As one of the world's oldest civilisations, China has an intriguing history that spans thousands of years. The Yellow River is known as the Cradle of Chinese Civilisation as it is thought that what we now know as ‘China’ originated on the banks of this river.
China's early history is dominated by periods of dynastic rule, fragmentation and imperialist expansion, with each dynasty contributing something different to the history books. Construction of the Great Wall of China was thought to have started during the Qin Dynasty, with the Ming Dynasty enhancing the wall at a later stage. The Tang Dynasty is known as a time of prosperity and artistic expression, the Song Dynasty is famed for being a time of scientific and technological discovery, and Kublai Khan's Yuan Dynasty saw an overall population decline that has been attributed to everything from an administration error to the arrival of the Bubonic Plague.
Once the Yuan Dynasty was overthrown by the Ming Dynasty in 1368, population numbers began to increase again and urbanisation grew quite rapidly. Private enterprise flourished, with small-scale paper, silk and cotton trading providing trade income to the masses. The following period of rule known as the Qing Dynasty stretched from 1644 to 1911. This is generally seen as a time of rebellion and upheaval with the Taiping Rebellion, Nien Rebellion, Panthay Rebellion and Boxer Rebellion all testing the Qing's ability to rule. Thankfully, remnants of most of these periods of history can be found in China today.

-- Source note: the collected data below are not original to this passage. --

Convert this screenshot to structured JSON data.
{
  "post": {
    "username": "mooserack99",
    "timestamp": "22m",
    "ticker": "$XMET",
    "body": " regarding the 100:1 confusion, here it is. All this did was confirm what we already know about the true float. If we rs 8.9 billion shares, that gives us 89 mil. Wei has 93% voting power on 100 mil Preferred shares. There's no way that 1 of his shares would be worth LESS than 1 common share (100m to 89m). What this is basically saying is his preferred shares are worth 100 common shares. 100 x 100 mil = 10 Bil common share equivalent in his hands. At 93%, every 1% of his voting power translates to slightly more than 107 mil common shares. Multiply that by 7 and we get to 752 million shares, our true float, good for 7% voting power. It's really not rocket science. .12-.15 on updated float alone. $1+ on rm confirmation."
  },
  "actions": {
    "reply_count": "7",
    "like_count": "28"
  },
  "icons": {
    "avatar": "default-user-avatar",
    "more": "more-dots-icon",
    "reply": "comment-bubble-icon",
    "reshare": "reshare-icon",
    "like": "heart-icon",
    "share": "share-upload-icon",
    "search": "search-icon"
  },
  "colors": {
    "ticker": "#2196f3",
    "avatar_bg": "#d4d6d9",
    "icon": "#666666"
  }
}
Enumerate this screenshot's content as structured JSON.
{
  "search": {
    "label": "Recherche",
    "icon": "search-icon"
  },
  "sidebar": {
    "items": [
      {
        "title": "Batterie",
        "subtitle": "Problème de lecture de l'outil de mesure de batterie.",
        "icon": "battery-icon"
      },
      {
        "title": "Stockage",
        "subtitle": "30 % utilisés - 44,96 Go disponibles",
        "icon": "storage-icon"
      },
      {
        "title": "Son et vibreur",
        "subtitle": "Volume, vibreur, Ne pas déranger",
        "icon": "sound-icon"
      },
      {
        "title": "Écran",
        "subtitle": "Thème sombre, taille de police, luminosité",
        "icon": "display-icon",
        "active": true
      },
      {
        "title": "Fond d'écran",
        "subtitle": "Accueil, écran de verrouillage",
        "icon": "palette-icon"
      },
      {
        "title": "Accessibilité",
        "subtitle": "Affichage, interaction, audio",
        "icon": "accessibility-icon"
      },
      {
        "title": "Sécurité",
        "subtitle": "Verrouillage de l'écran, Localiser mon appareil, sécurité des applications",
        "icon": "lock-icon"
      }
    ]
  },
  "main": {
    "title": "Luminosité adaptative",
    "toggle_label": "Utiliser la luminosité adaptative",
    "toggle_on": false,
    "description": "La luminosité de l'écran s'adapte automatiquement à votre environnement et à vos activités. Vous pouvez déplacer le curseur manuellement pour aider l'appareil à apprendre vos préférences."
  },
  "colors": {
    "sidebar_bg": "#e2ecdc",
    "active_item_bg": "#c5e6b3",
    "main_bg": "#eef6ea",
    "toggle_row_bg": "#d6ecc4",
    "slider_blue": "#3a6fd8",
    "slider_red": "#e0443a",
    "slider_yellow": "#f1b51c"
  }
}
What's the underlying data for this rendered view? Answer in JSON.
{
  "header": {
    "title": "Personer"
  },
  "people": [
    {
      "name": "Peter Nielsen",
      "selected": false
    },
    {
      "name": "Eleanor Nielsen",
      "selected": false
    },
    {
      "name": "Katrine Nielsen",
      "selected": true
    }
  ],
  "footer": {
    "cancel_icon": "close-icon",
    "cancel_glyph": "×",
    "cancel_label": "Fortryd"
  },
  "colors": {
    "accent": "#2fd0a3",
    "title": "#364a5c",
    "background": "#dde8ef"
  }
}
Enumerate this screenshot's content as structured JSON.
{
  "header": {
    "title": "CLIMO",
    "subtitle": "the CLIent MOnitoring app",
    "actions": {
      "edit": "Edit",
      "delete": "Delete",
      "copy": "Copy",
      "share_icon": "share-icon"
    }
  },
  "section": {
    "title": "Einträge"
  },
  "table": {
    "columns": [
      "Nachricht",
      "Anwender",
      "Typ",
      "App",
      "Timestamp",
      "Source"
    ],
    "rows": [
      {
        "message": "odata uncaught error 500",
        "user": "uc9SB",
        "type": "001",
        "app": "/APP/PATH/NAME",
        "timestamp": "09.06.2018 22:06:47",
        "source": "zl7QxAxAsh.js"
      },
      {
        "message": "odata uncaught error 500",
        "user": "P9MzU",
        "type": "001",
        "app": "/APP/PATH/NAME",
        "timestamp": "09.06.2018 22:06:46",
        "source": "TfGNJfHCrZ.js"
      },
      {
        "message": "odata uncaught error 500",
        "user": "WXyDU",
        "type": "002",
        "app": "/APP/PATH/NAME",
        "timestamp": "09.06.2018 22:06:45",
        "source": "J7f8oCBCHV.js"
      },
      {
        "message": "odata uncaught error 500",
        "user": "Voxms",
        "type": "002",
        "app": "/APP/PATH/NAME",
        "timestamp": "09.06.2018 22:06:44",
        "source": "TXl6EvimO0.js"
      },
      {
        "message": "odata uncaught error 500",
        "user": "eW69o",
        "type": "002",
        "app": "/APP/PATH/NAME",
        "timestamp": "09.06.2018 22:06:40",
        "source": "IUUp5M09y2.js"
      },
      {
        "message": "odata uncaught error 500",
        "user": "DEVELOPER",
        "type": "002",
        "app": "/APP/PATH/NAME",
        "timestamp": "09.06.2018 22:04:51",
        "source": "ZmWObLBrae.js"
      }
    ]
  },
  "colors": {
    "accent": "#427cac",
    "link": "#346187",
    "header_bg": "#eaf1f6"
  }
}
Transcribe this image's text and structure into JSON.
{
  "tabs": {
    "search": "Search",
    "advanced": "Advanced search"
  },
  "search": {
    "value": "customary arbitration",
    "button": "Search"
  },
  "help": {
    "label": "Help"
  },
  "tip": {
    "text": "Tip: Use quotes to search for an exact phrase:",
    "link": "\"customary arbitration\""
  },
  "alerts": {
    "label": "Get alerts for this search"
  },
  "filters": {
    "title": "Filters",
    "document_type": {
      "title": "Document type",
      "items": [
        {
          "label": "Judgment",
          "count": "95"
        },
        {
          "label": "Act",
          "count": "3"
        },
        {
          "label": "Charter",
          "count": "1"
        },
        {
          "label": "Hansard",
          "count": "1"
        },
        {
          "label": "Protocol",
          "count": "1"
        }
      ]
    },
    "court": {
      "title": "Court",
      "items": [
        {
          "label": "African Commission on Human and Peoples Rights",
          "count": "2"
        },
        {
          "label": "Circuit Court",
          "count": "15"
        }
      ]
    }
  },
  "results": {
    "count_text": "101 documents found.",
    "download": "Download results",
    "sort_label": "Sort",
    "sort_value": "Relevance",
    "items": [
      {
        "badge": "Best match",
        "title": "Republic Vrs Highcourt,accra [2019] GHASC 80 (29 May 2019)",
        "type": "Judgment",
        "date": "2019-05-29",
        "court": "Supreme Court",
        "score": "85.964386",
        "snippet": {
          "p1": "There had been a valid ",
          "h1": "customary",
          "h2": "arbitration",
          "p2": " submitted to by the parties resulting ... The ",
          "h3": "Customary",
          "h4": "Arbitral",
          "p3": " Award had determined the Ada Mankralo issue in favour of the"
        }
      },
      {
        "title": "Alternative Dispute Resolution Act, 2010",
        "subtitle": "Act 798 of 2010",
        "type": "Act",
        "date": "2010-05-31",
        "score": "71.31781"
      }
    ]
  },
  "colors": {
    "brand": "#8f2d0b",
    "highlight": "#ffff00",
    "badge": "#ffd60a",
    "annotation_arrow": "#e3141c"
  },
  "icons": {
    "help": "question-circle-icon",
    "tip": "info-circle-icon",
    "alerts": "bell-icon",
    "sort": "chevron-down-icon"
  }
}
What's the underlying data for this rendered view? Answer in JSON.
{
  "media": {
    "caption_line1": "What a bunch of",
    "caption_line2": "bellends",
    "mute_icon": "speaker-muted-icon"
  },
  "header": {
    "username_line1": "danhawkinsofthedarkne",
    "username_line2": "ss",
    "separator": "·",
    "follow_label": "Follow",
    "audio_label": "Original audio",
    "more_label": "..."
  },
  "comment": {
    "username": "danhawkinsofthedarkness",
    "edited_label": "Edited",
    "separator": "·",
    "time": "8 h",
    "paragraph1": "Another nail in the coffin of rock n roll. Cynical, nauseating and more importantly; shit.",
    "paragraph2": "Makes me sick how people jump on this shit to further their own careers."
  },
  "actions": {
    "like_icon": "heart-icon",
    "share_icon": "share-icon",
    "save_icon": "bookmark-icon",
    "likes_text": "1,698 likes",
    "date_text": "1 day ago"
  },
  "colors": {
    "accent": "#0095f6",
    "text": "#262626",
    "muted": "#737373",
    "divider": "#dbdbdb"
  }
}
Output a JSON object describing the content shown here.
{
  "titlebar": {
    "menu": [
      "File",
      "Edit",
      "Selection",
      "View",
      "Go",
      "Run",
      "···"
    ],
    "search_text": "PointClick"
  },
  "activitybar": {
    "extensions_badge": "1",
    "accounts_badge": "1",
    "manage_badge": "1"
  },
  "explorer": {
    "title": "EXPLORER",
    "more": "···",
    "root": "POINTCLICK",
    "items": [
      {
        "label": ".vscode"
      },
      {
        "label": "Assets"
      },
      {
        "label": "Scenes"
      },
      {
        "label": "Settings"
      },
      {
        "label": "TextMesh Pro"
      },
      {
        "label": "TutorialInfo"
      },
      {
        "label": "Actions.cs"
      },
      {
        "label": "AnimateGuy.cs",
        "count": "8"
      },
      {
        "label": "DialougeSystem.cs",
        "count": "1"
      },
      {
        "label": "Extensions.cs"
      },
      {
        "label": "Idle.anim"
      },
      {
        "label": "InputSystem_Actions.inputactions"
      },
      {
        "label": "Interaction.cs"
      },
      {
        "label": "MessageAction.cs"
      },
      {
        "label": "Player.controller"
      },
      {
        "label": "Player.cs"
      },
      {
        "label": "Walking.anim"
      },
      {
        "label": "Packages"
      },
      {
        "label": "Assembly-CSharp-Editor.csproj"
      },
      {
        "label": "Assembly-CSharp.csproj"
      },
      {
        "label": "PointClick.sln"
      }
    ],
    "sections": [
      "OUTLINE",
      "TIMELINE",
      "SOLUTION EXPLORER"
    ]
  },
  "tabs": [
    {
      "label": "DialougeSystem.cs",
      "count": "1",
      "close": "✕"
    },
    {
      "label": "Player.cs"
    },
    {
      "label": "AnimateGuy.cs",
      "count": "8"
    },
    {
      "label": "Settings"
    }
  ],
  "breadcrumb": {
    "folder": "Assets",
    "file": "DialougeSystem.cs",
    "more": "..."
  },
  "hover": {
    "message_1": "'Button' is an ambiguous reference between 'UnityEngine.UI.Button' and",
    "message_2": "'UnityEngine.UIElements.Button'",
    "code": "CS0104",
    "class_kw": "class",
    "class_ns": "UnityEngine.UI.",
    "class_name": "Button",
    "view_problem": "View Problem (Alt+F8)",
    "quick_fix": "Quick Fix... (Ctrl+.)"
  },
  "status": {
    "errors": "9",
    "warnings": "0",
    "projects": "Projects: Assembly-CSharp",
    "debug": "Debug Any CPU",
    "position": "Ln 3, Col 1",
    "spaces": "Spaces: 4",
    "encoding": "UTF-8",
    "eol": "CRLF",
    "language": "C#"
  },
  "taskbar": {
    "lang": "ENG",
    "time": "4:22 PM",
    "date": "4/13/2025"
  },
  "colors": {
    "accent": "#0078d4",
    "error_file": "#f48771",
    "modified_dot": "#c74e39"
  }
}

The Republic of China was formed in Nanjing in 1912 after a military uprising. Leadership changed hands many times throughout the following years until the People's Liberation Army succeeded in ousting the US-backed Chiang Kai-Shek after a long and bloody battle.
Mao Zedong became Chairman, or leader, of the People's Republic of China in 1949 and China's society was systematically converted to communism. Land reforms and the collectivisation of agriculture significantly altered the structure of society and daily life. Dramatic population, cultural and economic changes led to events that Western societies remember as the Great Leap Forward and the Cultural Revolution. Mao's death in 1976 triggered leadership changes and economic reforms, the impact of which has rippled into the future.
More recently, China has seen Hong Kong and Macau returned from foreign rule and enjoyed a period of increased economic growth. The country basked in the international spotlight as the host city of the 2008 Summer Olympics and with a strengthening economy, wide-scale global influence and dominant rule by the Communist Party of China, China is now one of the world’s global superpowers.
For travellers, China’s rich and engaging history, especially through dynastic rule and its cultural philosophies, has created a country so fascinating, so layered and so rewarding to explore. Opening the first chapter of China’s history book begins the moment you arrive.